Кайсай опустил взгляд на стоящего прямо перед ним лесовика и придурковато улыбаясь, заглянул в его, на этот раз, почему-то, испуганные круглые глаза.
— Лепша, — с некой нежностью проговорил рыжий, — а я и не знал, что у нежити, тоже кликухи водятся. Ты хоть понимаешь, Лепша, что это будет, может быть, единственный ребёнок, о котором, я точно буду знать, кто его воспитывает.
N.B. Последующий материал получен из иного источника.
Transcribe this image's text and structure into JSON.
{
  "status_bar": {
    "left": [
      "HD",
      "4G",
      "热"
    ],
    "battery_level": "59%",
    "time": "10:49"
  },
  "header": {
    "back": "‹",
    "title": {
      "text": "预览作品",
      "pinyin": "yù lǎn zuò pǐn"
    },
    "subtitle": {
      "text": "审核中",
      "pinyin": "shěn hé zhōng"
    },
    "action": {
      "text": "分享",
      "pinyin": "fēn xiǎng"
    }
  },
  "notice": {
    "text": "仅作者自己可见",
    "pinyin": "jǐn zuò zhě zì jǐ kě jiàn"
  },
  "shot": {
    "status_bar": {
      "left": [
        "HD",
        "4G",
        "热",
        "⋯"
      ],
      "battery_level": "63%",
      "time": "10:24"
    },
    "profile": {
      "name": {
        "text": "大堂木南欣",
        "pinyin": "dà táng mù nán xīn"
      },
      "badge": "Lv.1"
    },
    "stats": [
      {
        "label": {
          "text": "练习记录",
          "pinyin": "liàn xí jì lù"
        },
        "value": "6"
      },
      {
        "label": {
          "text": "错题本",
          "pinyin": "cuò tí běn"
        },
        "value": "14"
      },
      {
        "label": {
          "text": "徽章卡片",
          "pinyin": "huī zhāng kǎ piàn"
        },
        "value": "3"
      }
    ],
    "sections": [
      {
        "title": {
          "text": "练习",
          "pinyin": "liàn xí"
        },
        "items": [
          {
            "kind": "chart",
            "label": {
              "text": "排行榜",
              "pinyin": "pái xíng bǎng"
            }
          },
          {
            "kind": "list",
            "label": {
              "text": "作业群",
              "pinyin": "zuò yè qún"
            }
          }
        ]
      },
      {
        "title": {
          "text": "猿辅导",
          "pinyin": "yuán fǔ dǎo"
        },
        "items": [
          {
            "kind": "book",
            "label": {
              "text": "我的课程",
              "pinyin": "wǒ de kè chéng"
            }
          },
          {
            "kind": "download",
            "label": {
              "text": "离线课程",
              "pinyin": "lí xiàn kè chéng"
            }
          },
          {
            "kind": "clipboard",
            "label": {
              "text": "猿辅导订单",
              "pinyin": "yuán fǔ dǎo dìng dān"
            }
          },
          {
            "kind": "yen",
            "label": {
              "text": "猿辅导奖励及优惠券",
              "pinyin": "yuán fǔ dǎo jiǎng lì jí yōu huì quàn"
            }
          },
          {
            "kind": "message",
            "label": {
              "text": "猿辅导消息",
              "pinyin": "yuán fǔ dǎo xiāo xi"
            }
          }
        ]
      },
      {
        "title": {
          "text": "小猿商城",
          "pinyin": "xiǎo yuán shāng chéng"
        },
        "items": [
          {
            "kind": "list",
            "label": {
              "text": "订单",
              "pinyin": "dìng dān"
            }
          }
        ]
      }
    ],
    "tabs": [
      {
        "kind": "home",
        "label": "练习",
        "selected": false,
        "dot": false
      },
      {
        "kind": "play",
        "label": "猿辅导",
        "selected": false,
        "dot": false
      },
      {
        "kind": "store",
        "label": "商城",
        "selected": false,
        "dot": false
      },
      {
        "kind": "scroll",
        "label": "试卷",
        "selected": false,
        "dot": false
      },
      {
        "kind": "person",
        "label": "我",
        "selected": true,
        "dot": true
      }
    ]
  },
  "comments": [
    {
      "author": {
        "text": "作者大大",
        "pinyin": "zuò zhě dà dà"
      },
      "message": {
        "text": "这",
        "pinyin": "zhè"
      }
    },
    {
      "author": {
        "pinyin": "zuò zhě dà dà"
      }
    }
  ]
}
Ты позволишь мне навещать его и баловать подарками?
— А вот это уже мне решать, — с наигранным гонором проговорила Апити, — ишь ты, баловать мне он его собрался.
— Не уж то откажешь? — столь же наиграно спросил Кайсай, поднимаясь на ноги.
И тут, вдруг, Апити стала серьёзной и с какой-то торжественностью произнесла, напомнив интонацией чем-то, царицу Райс:
— Если будешь таким, каким ты есть сегодня, наш дом всегда открыт для тебя, — и чуть оттаяв, и улыбнувшись, добавила, — отец.
— А я поменяюсь? — неуверенно и несколько испуганно спросил рыжий, толи, смена её интонации подействовала, толи, памятуя, что Апити не просто баба, а вещая еги-баба, да, ещё при нежити, сила страшная.
— Время меняет всё и всех, Кайсай, — ответила Апити, неожиданно, вообще, поменяв не только тон, но и голос и у Кайсая, не смотря на улыбку, от этого голоса, мурашки побежали по спине и голове.
От неожиданности, он даже рукой опёрся на ствол дуба, ибо его качнуло, а деда лесовика, вообще, как ветром сдуло.
— И только от твоих поступков будет зависеть в какую сторону, — тут она обмякла, улыбнулась несколько по-другому, как бы вспомнив, что-то весёлое, а затем, уже обычным своим голосом, добавила, — ладно, иди своих девок к столу зови, а то уж, извелись все.
От дуба до поля, Кайсай шёл, как в штаны наложил. Он неожиданно понял, что Апити — это не Апити и не Смиляна, и даже, не еги-баба. Он понял, что ничего не понял из того, кто же она такая. Нет, это не просто ведьма, она что-то больше. Ему, тут же вспомнились слова Матёрой Терема, про того местного лешего, что, как она предположила, кого-то сильно испугался. Да, кто же тогда эта баба, которую, даже нежить боится? Размышляя над всем этим и находясь в очередной раз в пришибленном состоянии, Кайсай добрёл до кучки перепуганных дев.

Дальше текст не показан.